Workers rights and tino rangatiratanga
It’s not only class war that’s clearest in the countryside – the legacy of the land wars still lives on. The meatworkers struggle is also a struggle for tino rangatiratanga – self-determination.
Think about Te Kuiti the shearing capital of New Zealand. Te Kuiti is in the heart of the King Country, the last bastion of Maori sovereignty after the British invasion of the Waikato. The town itself consistently votes left, but the surrounding country is dominated by Pakeha farmers. The landless working class of the town are Maori, while the farmers occupying their ancestral lands are overwhelmingly Pakeha. There are a hundred other towns with the same suppressed history.
Ever since Maori worked for wages they have combined in trade unions to fight for their rights – a historic alignment that TW Ratana recognised in his deal with the First Labour Government in 1936. This is the secret of the bitterness of the struggle between capitalists and farmers and the freezing workers’ unions. It’s also the reason the freezing workers have historically been on the frontlines of workers struggles – winning in the past some of the best wages and conditions enjoyed by workers anywhere in the world.
Treaty rights and strikes
Those conditions have been cut back over the past three decades since the 1984 Labour Government blindsided its working class supporters with a pro-business Blitzkrieg. The same government increased the power of the Waitangi Tribunal, which has resulted in some (minimal) compensation being paid for land stolen or fraudulently taken.
But the millions paid in one-off full and final settlements, which were supposed to recreate the basis for Maori economic equality, came at the same time as Maori were hit by massive redundancies in manufacturing, forestry, railways and other sectors. Between 1987 and 1989 one fifth of Maori were laid off.

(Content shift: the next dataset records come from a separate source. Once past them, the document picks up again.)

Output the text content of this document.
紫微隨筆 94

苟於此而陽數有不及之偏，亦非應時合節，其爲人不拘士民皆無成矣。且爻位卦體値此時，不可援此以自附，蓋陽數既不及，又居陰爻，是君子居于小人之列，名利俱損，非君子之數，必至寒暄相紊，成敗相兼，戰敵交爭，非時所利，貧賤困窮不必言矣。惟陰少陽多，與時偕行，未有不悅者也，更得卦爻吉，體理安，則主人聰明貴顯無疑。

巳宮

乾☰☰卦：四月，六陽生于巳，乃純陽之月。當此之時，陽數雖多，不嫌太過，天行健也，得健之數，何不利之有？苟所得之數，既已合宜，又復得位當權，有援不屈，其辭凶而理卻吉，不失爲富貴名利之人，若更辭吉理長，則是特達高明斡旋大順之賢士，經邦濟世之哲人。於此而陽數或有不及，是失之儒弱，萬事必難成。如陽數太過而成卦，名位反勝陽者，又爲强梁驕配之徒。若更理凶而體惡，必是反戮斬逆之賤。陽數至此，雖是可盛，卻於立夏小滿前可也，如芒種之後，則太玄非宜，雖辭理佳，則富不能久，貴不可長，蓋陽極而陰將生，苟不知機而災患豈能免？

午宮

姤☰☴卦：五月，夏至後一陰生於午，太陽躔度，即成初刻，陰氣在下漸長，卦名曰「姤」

In the recession of the 1990s, Maori unemployment rates were much higher than Pakeha – on a par with the Great Depression of the 1930s.
The Waitangi settlements have created a Maori capitalist elite but the strikes of the 1970s generated more wealth for the majority of Maori than any number of fiscal envelopes. Talley’s accuses the Meatworkers Union of trying to usurp management’s role, of trying to take control of the factories. The union responds with vehement denials. All they are interested in, they say, is protecting the basic rights and conditions of union workers – with survival itself being seen as success.
But it is about control. The meat industry is dangerous and unpredictable. At present, there is a massive overcapacity in the works because farmers hold back their stock each season until the price peaks, then release the animals all at once. This may ensure high prices for farmers but it means worry and insecurity for meatworkers. The demand for decent wages and conditions is a demand for more workers control in the industry.
Public opinion or hard pickets?
Workers have been on the back foot for the last thirty years in New Zealand. Strike rates have fallen as fast as the wealth of the rich list has risen. Our side has lost much of the tactics, strategies and skills needed to stage a successful strike. The union leadership in the Ports of Auckland dispute and the Tally’s lockout have preferred campaigns pitched towards public opinion – for fear the government will have an excuse for more anti-union laws.
Another tactic is to forget about public opinion for now and concentrate on running tough pickets – nothing in, nothing out. This will result in us being accused of intimidating strike breakers and non-union staff, but it will also hit the company where it hurts – in the bottom line. If the unions show they have the courage to fight back, and show political leadership, they will not just win over “public opinion”, they will shape public opinion.